Et troisièmement, le dialogue interreligieux. J’ai eu peut-être la conversation la plus belle, la plus belle dans ce sens, avec le Président des Affaires Religieuses et son équipe. Déjà, quand le nouvel Ambassadeur de Turquie est venu il y a un mois pour porter les Lettres de créances, j’ai vu un homme exceptionnel, un homme de profonde religiosité. Et aussi le Président de ce service était de la même école. Et ils ont dit une belle chose : « Il semble maintenant que le dialogue interreligieux soit arrivé à la fin.

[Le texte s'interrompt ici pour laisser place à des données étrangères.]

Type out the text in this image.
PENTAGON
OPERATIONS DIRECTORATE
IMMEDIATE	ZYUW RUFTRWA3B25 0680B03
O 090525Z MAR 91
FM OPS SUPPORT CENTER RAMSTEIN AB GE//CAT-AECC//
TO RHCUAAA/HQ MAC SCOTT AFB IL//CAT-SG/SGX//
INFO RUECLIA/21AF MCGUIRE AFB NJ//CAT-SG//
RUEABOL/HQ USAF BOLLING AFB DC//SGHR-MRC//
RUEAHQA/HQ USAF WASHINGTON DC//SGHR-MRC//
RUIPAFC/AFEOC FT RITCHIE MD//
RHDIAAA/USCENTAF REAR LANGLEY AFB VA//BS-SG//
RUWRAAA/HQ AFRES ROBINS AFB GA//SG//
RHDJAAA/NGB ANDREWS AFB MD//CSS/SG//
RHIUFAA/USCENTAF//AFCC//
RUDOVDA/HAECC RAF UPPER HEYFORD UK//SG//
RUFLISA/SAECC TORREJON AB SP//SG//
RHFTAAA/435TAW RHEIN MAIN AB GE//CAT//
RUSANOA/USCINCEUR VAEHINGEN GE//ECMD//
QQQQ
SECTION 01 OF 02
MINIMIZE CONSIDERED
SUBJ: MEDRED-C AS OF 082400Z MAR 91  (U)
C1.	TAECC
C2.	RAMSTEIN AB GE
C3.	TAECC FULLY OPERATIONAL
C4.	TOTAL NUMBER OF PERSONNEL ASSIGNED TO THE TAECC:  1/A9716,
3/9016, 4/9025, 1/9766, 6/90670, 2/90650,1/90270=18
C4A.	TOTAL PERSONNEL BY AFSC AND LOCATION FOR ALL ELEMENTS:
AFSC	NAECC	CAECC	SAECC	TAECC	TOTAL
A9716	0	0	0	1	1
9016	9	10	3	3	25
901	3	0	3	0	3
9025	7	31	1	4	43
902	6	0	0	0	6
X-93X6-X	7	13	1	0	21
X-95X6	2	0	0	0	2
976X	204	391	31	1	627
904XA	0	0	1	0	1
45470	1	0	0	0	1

Nous devons faire un saut de qualité, pour que le dialogue interreligieux ne soit pas le seul : ‑ comment pensez-vous cela ?... Nous cela … – Nous devons faire un saut de qualité, nous devons faire le dialogue entre des personnes religieuses de différentes appartenances ». C’est beau, parce que ce sont l’homme et la femme qui se rencontrent avec un homme et une femme et qui échangent leurs expériences : on ne parle pas seulement de théologie, on parle d’expérience religieuse. Et ce serait un pas en avant très beau, très beau. Cette rencontre m’a beaucoup plu. Elle a été de haute qualité.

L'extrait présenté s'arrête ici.